A ball is projected with velocity 10 m/s at an angle of 30 degree with the horizontal surface. The range of the projectile is​

Answer 1

Answer is at the above image.

Answer 2

Given:

A ball is projected with velocity 10 m/s at an angle of 30 degree with the horizontal surface.

To find:

Range of the Projectile

Calculation:

This is an example of Ground-Ground Projectile.

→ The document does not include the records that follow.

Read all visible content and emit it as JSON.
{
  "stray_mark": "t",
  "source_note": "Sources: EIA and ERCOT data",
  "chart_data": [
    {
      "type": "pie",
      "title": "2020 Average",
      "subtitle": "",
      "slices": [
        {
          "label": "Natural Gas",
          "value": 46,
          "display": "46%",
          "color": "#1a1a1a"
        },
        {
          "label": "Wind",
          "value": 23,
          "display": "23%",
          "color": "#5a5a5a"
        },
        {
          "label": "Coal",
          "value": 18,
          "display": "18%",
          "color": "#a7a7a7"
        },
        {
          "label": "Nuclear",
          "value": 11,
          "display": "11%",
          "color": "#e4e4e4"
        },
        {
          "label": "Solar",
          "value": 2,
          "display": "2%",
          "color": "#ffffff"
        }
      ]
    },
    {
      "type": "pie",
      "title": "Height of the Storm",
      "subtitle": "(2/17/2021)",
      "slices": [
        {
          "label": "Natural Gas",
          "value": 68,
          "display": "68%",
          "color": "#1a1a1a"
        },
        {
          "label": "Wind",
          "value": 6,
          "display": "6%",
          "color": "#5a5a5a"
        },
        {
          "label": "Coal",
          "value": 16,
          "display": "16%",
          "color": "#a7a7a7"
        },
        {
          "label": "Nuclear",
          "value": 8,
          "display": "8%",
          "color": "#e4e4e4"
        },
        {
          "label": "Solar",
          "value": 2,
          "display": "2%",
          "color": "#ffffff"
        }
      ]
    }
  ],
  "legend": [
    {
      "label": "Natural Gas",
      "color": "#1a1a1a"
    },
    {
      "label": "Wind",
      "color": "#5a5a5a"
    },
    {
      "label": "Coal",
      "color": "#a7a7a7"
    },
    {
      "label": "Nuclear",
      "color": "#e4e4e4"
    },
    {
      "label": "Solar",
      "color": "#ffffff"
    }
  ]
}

General expression for range of a Projectile thrown at an angle of $\theta$ and initial velocity "u" is as follows:

$\boxed{ \bold{ \therefore \: range = \dfrac{ {u}^{2} \sin(2 \theta) }{g} }}$

$= > \: range = \dfrac{ {(10)}^{2} \sin(2 \times {30}^{ \circ} ) }{g}$

$= > \: range = \dfrac{ {(10)}^{2} \sin({60}^{ \circ} ) }{g}$

$= > \: range = \dfrac{100 \sin({60}^{ \circ} ) }{g}$

$= > \: range = \dfrac{100 \sin({60}^{ \circ} ) }{10}$

$= > \: range = 10 \sin({60}^{ \circ} )$

$= > \: range = 10 \times \dfrac{ \sqrt{3} }{2}$

$= > \: range = 5 \sqrt{3} \: metres$

So, range of Projectile is 5√3 m/s.